Consumer product safety law has become a core element of consumer protection law in almost all ASEAN member states. Reforms began by creating post-market intervention powers for consumer affairs regulators, allowing them to ban or recall goods found to be unsafe; and sometimes pre-market powers, to set minimum safety standards. Yet many general consumer affairs regulators still lack capacity and jurisdiction, especially for pre-market powers, limiting capacity to exercise even post-market regulatory powers and to engage in proliferating cross-border standard-setting networks. The Chapter also examines the relationship between regulators and NGOs, as well as with private litigants who may wish to turn instead to the court system to obtain relief for harm from unsafe goods. Five ASEAN states have enacted strict product liability legislation. Indeed, although inspired by 1985 European Union legislation, the versions in Southeast Asia generally are more pro-plaintiff in various ways. Yet there are almost no court filings. Appendices present two extended case studies: informal networks promoting food standards and safety, and formal agreements harmonising cosmetics regulation.
This chapter draws together themes of the earlier chapters to how consumer protection law reform might be advanced in a manner consistent with the evolving 'ASEAN' way in order to effect real and postive change for consumers and markets. We focus on aspects of transgovermentalism and especially 'shared regional value' as a way of conceiving and advancing an operational mechanism among ASEAN member states that may lead to effective consumer protection regulation while retaining regional autonomy and diversity.

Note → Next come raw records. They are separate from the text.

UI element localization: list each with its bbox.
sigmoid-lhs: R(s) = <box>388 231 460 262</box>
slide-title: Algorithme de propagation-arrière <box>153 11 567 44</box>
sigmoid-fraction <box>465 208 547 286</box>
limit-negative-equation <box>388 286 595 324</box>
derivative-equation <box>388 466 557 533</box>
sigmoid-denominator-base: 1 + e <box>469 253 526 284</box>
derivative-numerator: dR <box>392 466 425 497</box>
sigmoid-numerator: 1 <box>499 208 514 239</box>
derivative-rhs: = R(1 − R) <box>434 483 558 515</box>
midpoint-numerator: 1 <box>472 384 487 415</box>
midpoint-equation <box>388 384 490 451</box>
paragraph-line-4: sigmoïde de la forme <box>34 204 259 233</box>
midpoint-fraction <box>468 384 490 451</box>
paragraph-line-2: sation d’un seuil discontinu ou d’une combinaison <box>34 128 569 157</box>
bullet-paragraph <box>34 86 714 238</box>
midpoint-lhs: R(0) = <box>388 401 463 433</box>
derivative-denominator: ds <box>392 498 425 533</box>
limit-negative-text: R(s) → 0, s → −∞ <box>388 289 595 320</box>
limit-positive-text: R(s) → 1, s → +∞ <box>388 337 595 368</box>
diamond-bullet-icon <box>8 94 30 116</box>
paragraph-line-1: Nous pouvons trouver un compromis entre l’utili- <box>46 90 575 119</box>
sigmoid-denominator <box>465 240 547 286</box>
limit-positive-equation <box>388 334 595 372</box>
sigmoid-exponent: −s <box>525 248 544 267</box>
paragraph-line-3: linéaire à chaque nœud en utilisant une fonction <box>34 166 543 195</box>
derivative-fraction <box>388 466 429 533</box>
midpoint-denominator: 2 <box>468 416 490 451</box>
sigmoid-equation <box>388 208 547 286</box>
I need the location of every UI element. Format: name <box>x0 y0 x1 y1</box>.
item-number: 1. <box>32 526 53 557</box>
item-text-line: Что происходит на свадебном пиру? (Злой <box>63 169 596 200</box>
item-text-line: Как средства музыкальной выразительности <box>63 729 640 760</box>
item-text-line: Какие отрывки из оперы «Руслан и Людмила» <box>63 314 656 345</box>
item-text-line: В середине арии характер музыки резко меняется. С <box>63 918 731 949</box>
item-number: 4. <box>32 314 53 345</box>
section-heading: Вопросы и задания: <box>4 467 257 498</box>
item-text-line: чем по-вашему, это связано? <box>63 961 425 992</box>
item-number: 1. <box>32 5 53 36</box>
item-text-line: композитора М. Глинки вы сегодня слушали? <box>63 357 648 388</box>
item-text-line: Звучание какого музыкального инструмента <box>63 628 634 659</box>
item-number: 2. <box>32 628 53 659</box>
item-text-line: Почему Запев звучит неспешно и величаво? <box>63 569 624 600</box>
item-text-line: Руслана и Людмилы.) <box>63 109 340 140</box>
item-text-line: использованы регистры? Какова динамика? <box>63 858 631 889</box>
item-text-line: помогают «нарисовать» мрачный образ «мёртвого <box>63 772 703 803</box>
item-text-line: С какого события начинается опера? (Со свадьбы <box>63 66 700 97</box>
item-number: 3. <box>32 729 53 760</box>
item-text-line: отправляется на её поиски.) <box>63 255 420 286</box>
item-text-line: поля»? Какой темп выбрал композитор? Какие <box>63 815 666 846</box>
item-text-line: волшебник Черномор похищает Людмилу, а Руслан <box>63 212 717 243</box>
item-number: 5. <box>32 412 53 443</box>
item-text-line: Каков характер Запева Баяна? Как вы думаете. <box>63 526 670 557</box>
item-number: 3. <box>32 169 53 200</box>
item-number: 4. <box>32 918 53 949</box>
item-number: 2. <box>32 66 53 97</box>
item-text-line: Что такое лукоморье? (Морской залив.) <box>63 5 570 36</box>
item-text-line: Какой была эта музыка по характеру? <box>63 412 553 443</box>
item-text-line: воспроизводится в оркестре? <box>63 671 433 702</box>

Consumer law and policy generally envisages that consumer interests are best advanced by prohibiting abusive marketplace practices and promoting competition. This chapter proposes the framework be sophisticated for the provision of professional health services. Arguably, universal access to health services is a basic human right. Thus, the consumer interest is best understood within a human rights and a marketplace framework. These two frameworks do not always sit comfortably together, as illustrated in this chapter. The chapter explores the impacts of ASEAN’s market liberalisation strategies upon the delivery of professional health services. One strategy involves regional mutual recognition of health qualifications. This could enhance consumer interests by increased movement of medical practitioners to areas of regional need. Conversely, it could lead them to shift from low-income countries where universal access needs are acute to countries where practitioners receive higher incomes. The chapter concludes with an examination of how ‘health tourism’ is being promoted by some ASEAN members for economic benefit. However, these apparent benefits maybe somewhat illusory.